I want to make clear that I see no problem with companies marketing their green activities to win votes from the buying public, as long as those companies are actually doing what they’re saying. Wal-Mart is, from what I can tell, really doing what it’s saying. Is General Electric? I believe it is to some degree, but when the company talks about its green product portfolio it’s not like it suddenly created green products. It basically did an inventory of what it has and decided it could get away with branding certain products green. I’m seeing this increasingly in cleantech marketing. Press release from companies that haven’t change their product at all but, because it incidentally improves efficiencies in some applications, gets promoted as clean tech.

It’s certainly making my job tougher. More press releases, more pitches, more information overload to filter through as I try to get a sense of what’s real, what’s just marketing, and what’s likely to have a measurable impact.

Perhaps it’s one of those good problems to have. But I have one warning to companies thinking about committing a greenwashing sin: watch out. It just might come back and bite you in the ass.

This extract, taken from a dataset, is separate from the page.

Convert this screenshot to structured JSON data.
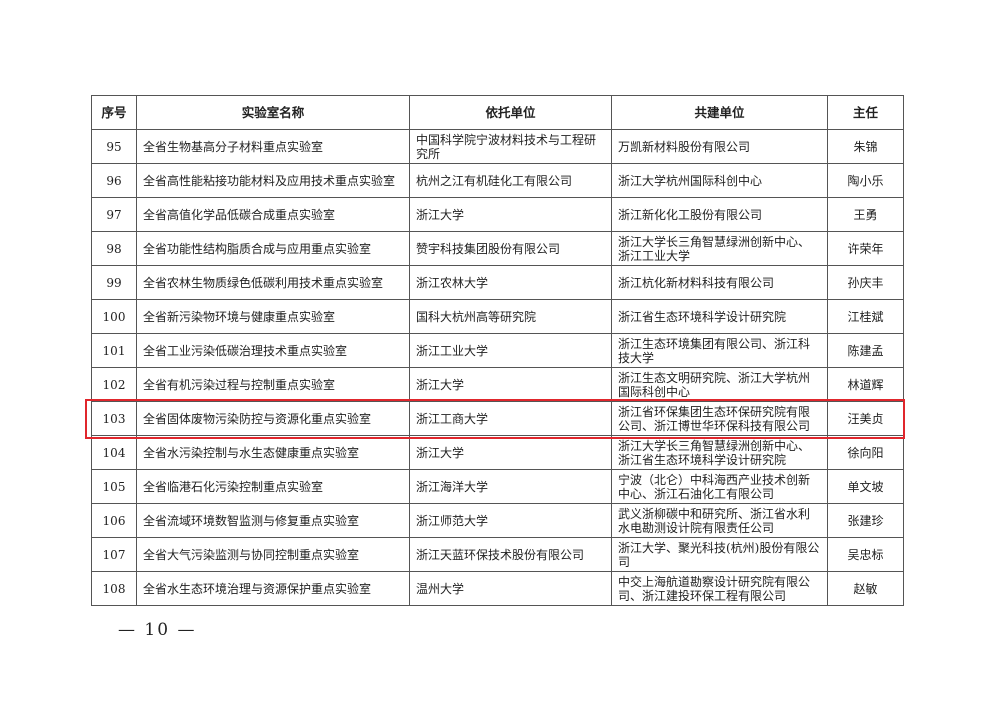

3 thoughts on “You give “green” a bad name”

  1. I’ve seen a number of cases where marketers are simply adding statements to the packaging that have always been characteristics of their products, with the hope that whoever’s reading it will somehow connect it to a green initiative. For example, “herbicide free” greenhouse tomatoes. Herbicides kill weeds, of which I’d hope there would not be many in a greenhouse.

    And then there’s blatant obfuscation, such as the Chevrolet Volt’s battery-relieving “range-extending power source” (aka gasoline engine).

    Also, I’d take #6 slightly further. In fact, there is no such thing as a “green” car, no matter its configuration!

  2. Isn’t TerraChoice the private company that evaluates other companies toward granting them with what at one time was the federal government’s EcoChoice program logo (Three birds converging to form a maple leaf)? If so, then isn’t it in TerraChoice’s best financial interest to claim that much greenwashing is going on and that therefore we need systems to regulate industry and determine excellence in environmental leadership? Some organic farms refuse to certify since it is a burden on them that they and their customers don’t require nor want; a formalized relationship beyond the trust and friendship of years of servicing the local community and caring for the land and its critters. This being similar to recent objections voiced against the LEED standard for buildings; that the money spent on certification, construction audits and performance evaluations could have been better spent toward installing conservation, efficiency and renewable energy gear/ systems.

    This drumming up the need for oneself sounds like a wash with a different brush.

  3. JP,

    Your cynicism seems somewhat misguided. Before you criticise LEED you should research the enormous environmental gains that have come from this certification system. Not only does it give builders a guideline on how to build more sustainably, it also gives the public (who are usually not experts in building) a way of rewarding those builders that consider the environment when they undertake a new project. Unfortunately we do not live in a world where we can simply take a company’s word that they have behaved in a sustainable manner. Until the world changes we will need 3rd party verification such as LEED and EcoLogo.

    LEED is not perfect but its a giant step in the right direction.

    As well, it is important to look at the positive effects that LEED has had on the entire interior design and office furniture industry.